A list of the seven men who will comprise China’s new inner ruling elite is emerging. Only two of the nine current members of the Politburo standing committee are not retiring in this once in a decade leadership transition. They are Xi Jinping, heir presumptive to President Hu Jintao, and Li Keqiang, who is expected to take over the prime ministership from Wen Jiabao.
Only five of the seven retirees, it seems, are going to be replaced. A smaller Politburo standing committee will make it easier for Xi to assert his sway over a body that rules by consensus. That he needs a smaller group to achieve that indicates the depth of the divisions remaining within the Party. Not that the fact that factions within the Party vie for power and position comes as any surprise. The Bo Xilai scandal bears ample evidence to that, albeit an only too rare example of it breaking into public view.

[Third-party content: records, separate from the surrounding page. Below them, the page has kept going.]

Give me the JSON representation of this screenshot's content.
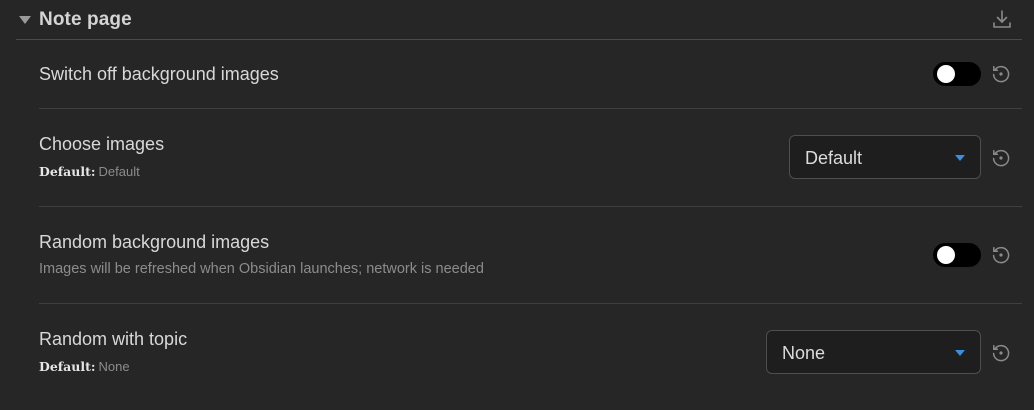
{
  "section": {
    "title": "Note page",
    "collapse_icon": "caret-down-icon",
    "export_icon": "download-icon"
  },
  "settings": [
    {
      "name": "Switch off background images",
      "control": "toggle",
      "enabled": false,
      "reset_icon": "reset-icon"
    },
    {
      "name": "Choose images",
      "default_label": "Default:",
      "default_value": "Default",
      "control": "dropdown",
      "selected": "Default",
      "reset_icon": "reset-icon"
    },
    {
      "name": "Random background images",
      "description": "Images will be refreshed when Obsidian launches; network is needed",
      "control": "toggle",
      "enabled": false,
      "reset_icon": "reset-icon"
    },
    {
      "name": "Random with topic",
      "default_label": "Default:",
      "default_value": "None",
      "control": "dropdown",
      "selected": "None",
      "reset_icon": "reset-icon"
    }
  ],
  "colors": {
    "background": "#262626",
    "toggle_off": "#000000",
    "dropdown_arrow": "#3b8fe0"
  }
}
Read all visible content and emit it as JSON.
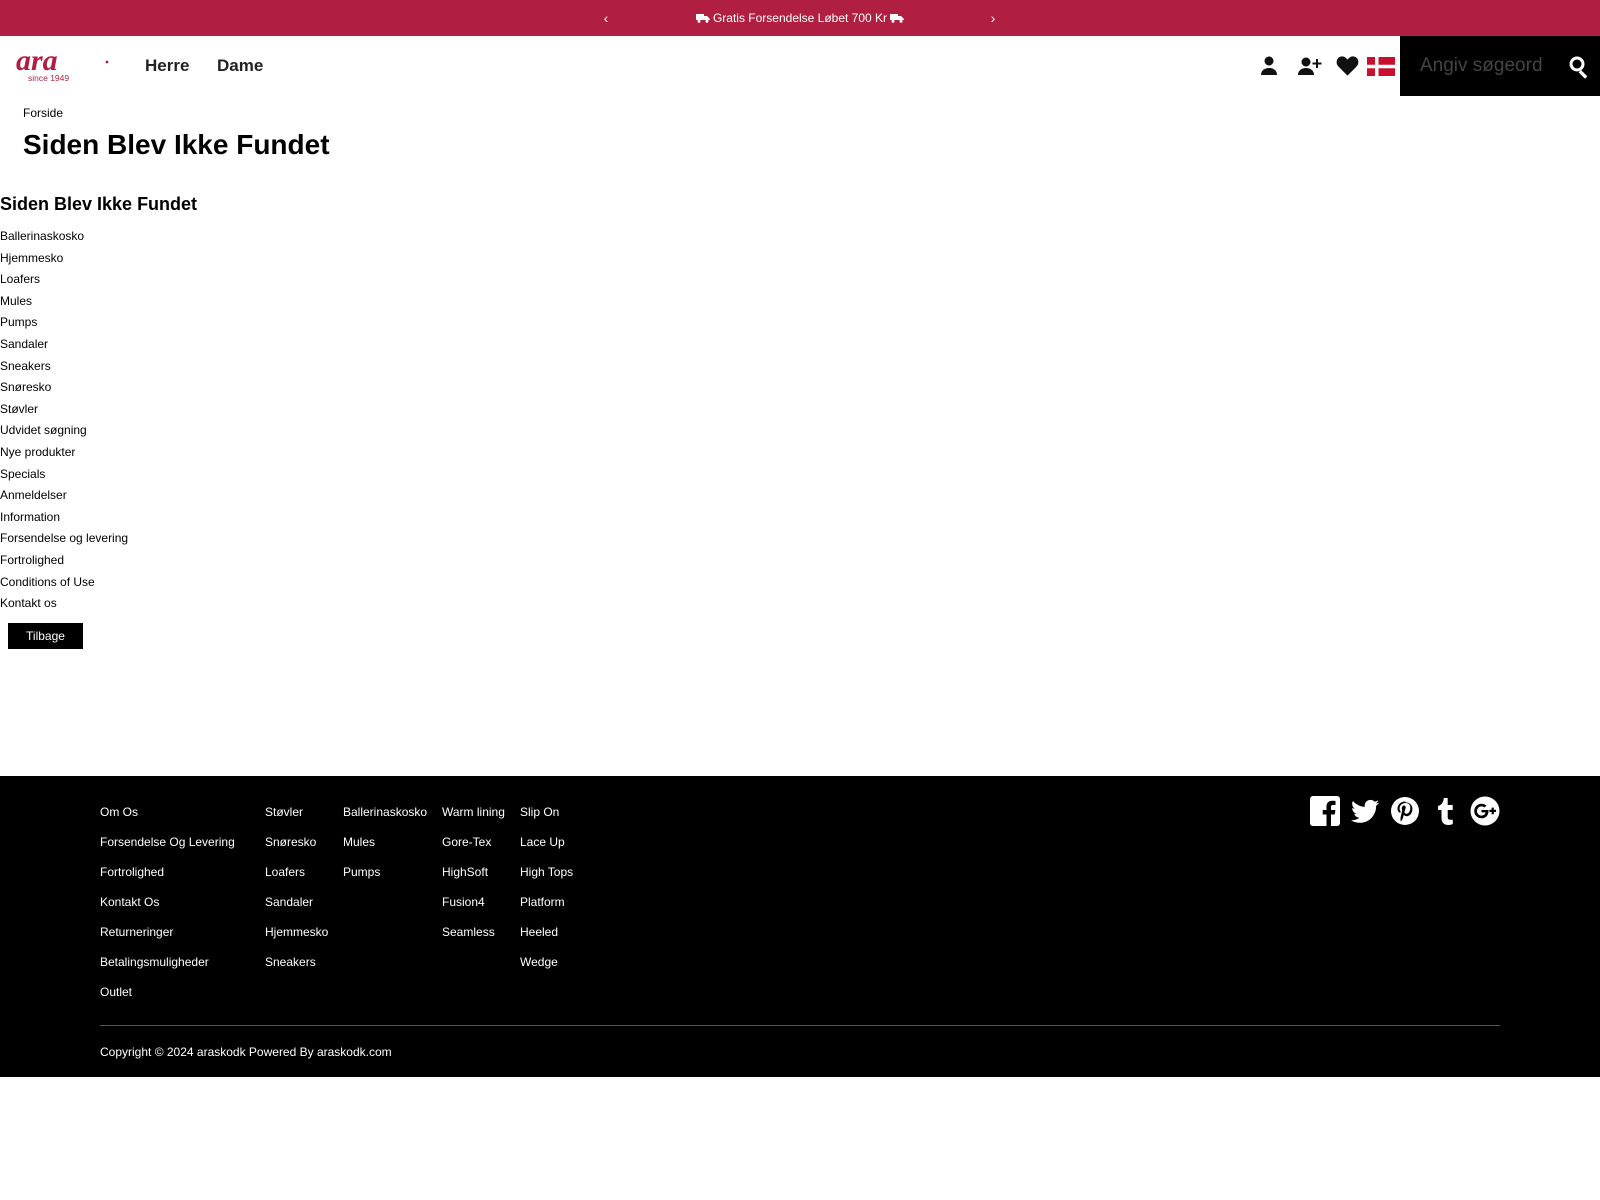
{
  "announcement": {
    "prev_label": "‹",
    "next_label": "›",
    "message": "Gratis Forsendelse Løbet 700 Kr"
  },
  "header": {
    "logo_text": "ara",
    "logo_tagline": "since 1949",
    "nav": [
      "Herre",
      "Dame"
    ],
    "icons": [
      "account-icon",
      "register-icon",
      "wishlist-heart-icon",
      "danish-flag-icon"
    ],
    "search_placeholder": "Angiv søgeord",
    "brand_color": "#b01f41"
  },
  "breadcrumb": "Forside",
  "page_title": "Siden Blev Ikke Fundet",
  "content_heading": "Siden Blev Ikke Fundet",
  "sitemap_links": [
    "Ballerinaskosko",
    "Hjemmesko",
    "Loafers",
    "Mules",
    "Pumps",
    "Sandaler",
    "Sneakers",
    "Snøresko",
    "Støvler",
    "Udvidet søgning",
    "Nye produkter",
    "Specials",
    "Anmeldelser",
    "Information",
    "Forsendelse og levering",
    "Fortrolighed",
    "Conditions of Use",
    "Kontakt os"
  ],
  "back_button": "Tilbage",
  "footer": {
    "columns": [
      [
        "Om Os",
        "Forsendelse Og Levering",
        "Fortrolighed",
        "Kontakt Os",
        "Returneringer",
        "Betalingsmuligheder",
        "Outlet"
      ],
      [
        "Støvler",
        "Snøresko",
        "Loafers",
        "Sandaler",
        "Hjemmesko",
        "Sneakers"
      ],
      [
        "Ballerinaskosko",
        "Mules",
        "Pumps"
      ],
      [
        "Warm lining",
        "Gore-Tex",
        "HighSoft",
        "Fusion4",
        "Seamless"
      ],
      [
        "Slip On",
        "Lace Up",
        "High Tops",
        "Platform",
        "Heeled",
        "Wedge"
      ]
    ],
    "social": [
      "facebook-icon",
      "twitter-icon",
      "pinterest-icon",
      "tumblr-icon",
      "google-plus-icon"
    ],
    "copyright": "Copyright © 2024 araskodk Powered By araskodk.com"
  }
}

The list of names now doing the rounds suggests that the jockeying continues. China’s factional infighting is a matrix of constantly waring but shifting alliances. Broadly, on one side, are those who believe the Party’s future legitimacy to rule depends on delivering rising living standards through the existing mechanisms of state capitalism and maintaining the stability that requires through traditional political and social control. On the other side, are those who believe that China has developed to the point at which delivering ever higher standards of living can only be done by embracing fundamental economic reform, even at the cost of disrupting deeply entrenched vested interests. The vested interests line up as opportunity suits them.
How this scrap plays out is more than an matter of idle political pugilism. As we have noted before (see: The Battle Behind The Birthday For A Billion), this leadership transition takes the Party across a demographic Rubicon. The new leadership’s working political life has only known China transforming itself as a rising political and economic power, even if its members are as pragmatically committed as their predecessors to the Party’s monopoly on power. The split, as noted, is whether the basis for that should be ideological or economic. With China’s economy at a critical moment of transition, how that resolves itself will matter greatly to the rest of the world.

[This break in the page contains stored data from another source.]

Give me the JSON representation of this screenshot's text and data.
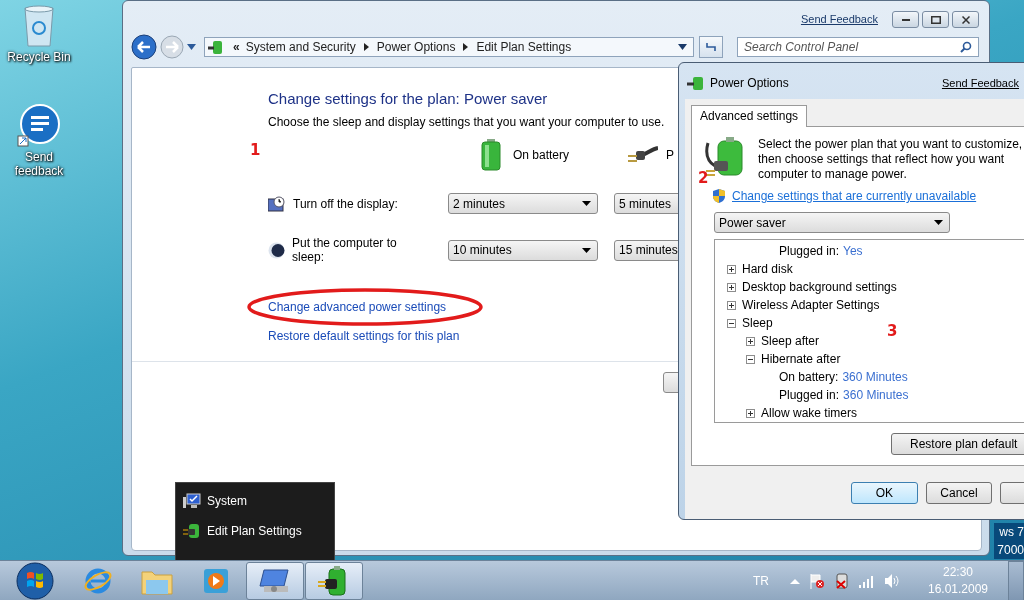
{
  "desktop_icons": [
    {
      "kind": "recycle",
      "label": "Recycle Bin"
    },
    {
      "kind": "feedback",
      "label": "Send feedback"
    }
  ],
  "wallpaper_text": [
    "ws 7",
    "7000"
  ],
  "main_window": {
    "send_feedback": "Send Feedback",
    "breadcrumb": {
      "overflow": "«",
      "items": [
        "System and Security",
        "Power Options",
        "Edit Plan Settings"
      ]
    },
    "search": {
      "placeholder": "Search Control Panel"
    },
    "heading": "Change settings for the plan: Power saver",
    "description": "Choose the sleep and display settings that you want your computer to use.",
    "annotation": "1",
    "columns": [
      {
        "kind": "battery",
        "label": "On battery"
      },
      {
        "kind": "plug",
        "label": "P"
      }
    ],
    "settings": [
      {
        "kind": "display",
        "label": "Turn off the display:",
        "values": [
          "2 minutes",
          "5 minutes"
        ]
      },
      {
        "kind": "sleep",
        "label": "Put the computer to sleep:",
        "values": [
          "10 minutes",
          "15 minutes"
        ]
      }
    ],
    "links": [
      {
        "text": "Change advanced power settings",
        "circled": true
      },
      {
        "text": "Restore default settings for this plan",
        "circled": false
      }
    ]
  },
  "dialog": {
    "title": "Power Options",
    "send_feedback": "Send Feedback",
    "tabs": [
      {
        "label": "Advanced settings",
        "selected": true
      }
    ],
    "intro": [
      "Select the power plan that you want to customize,",
      "then choose settings that reflect how you want",
      "computer to manage power."
    ],
    "annotation": "2",
    "admin_link": "Change settings that are currently unavailable",
    "plan": "Power saver",
    "tree_annotation": "3",
    "partial_row": {
      "label": "Plugged in:",
      "value": "Yes"
    },
    "tree": [
      {
        "kind": "group",
        "label": "Hard disk",
        "expanded": false
      },
      {
        "kind": "group",
        "label": "Desktop background settings",
        "expanded": false
      },
      {
        "kind": "group",
        "label": "Wireless Adapter Settings",
        "expanded": false
      },
      {
        "kind": "group",
        "label": "Sleep",
        "expanded": true,
        "children": [
          {
            "kind": "group",
            "label": "Sleep after",
            "expanded": false
          },
          {
            "kind": "group",
            "label": "Hibernate after",
            "expanded": true,
            "children": [
              {
                "kind": "value",
                "label": "On battery:",
                "value": "360 Minutes"
              },
              {
                "kind": "value",
                "label": "Plugged in:",
                "value": "360 Minutes"
              }
            ]
          },
          {
            "kind": "group",
            "label": "Allow wake timers",
            "expanded": false
          }
        ]
      }
    ],
    "restore": "Restore plan default",
    "buttons": [
      "OK",
      "Cancel"
    ]
  },
  "jump_list": [
    {
      "kind": "system",
      "label": "System"
    },
    {
      "kind": "power",
      "label": "Edit Plan Settings"
    }
  ],
  "taskbar": {
    "apps": [
      {
        "kind": "ie",
        "active": false
      },
      {
        "kind": "folder",
        "active": false
      },
      {
        "kind": "media",
        "active": false
      },
      {
        "kind": "control",
        "active": true
      },
      {
        "kind": "power",
        "active": true
      }
    ],
    "language": "TR",
    "time": "22:30",
    "date": "16.01.2009"
  }
}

The gang of seven reflects the forces on both sides of that divide, and the outgoing leadership’s attempt to bridge it (harsher critics might say, to paper over the cracks). Most obvious is the apparent omission of Wang Yang, the 57-year old Guangdong party boss who is the most public advocate of political reform, save perhaps for Wen, in the upper echelons of the Party, and the inclusion of Liu Yunshan, the Party’s 65-year old hard-line head of propaganda. Wang’ passing over may be price that has been paid for Bo’s ousting.

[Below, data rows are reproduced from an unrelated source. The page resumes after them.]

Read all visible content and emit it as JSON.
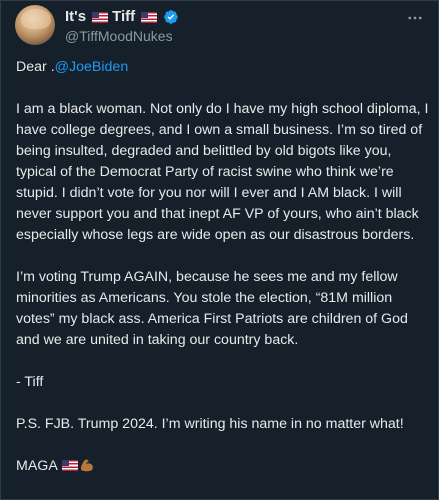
{
  "colors": {
    "background": "#15202b",
    "text": "#e7e9ea",
    "secondary_text": "#8b98a5",
    "link": "#1d9bf0",
    "verified": "#1d9bf0"
  },
  "author": {
    "display_name_prefix": "It's",
    "display_name_main": "Tiff",
    "handle": "@TiffMoodNukes",
    "flag_icon": "us-flag-icon",
    "verified_icon": "verified-badge-icon",
    "more_icon": "more-options-icon"
  },
  "tweet": {
    "greeting_prefix": "Dear .",
    "mention": "@JoeBiden",
    "paragraph_1": "I am a black woman. Not only do I have my high school diploma, I have college degrees, and I own a small business. I’m so tired of being insulted, degraded and belittled by old bigots like you, typical of the Democrat Party of racist swine who think we’re stupid. I didn’t vote for you nor will I ever and I AM black. I will never support you and that inept AF VP of yours, who ain’t black especially whose legs are wide open as our disastrous borders.",
    "paragraph_2": "I’m voting Trump AGAIN, because he sees me and my fellow minorities as Americans. You stole the election, “81M million votes” my black ass. America First Patriots are children of God and we are united in taking our country back.",
    "signoff": "- Tiff",
    "postscript": "P.S. FJB. Trump 2024. I’m writing his name in no matter what!",
    "closing": "MAGA",
    "closing_icons": [
      "us-flag-icon",
      "flexed-biceps-icon"
    ]
  }
}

Wang Qishan, now a vice-premier, is the leading economic reformer among the seven, with Zhang Goali, the Party boss in Tianjin, in support. The remaining two of the septet, Zhang Dejiang, who was sent to clean up Chongqing after Bo’s ousting, and Li Yuancho, who heads the Party’s organization department, are Hu loyalists. There are to protect his legacy and ensure the stability he sees as vital. They will act as cautious brakes on too rapid reform. How much impetus Xi choses to give to reform will be the deciding factor.
The list bears the imprint of former President Jiang Zemin, a powerful if increasingly spectral background figure still. It is said to be the work of him, Hu and Xi, a consensus list for a consensus leadership that will be led by a compromise candidate, acceptable to princelings (of which he is one), nationalists, party apparatchiks, generals and reformers alike, all groups, it should be said, that overlap and interweave.
It is also not the final word. It still could face challenges from powerful party elders who fear they or their interests could be attacked or marginalized under the new regime. Reformers could make a bid to get Wang back on the list. There might be a move to include a woman, possibly Liu Yandong, the state councilor responsible for health, education and sport education. The standing committee could yet stay at nine-strong.
The Party plenum starting on November 1st is when the list will be finalized. It will then go to the Party Congress due to start on November 8th to be rubber stamped. Then comes a couple of years of Xi sparring with Hu as the outgoing president successively yields his Party, state and military offices while attempting to cement his legacy and power behind the throne.
It is worth remembering that Hu first championed Li as his successor but threw his support behind Xi when it became clear that Xi was outflanking his competitor. Cunning, calculating and ambitious Xi plays politics like a chameleon playing poker. The new team may be more in his own image than at this point we imagine.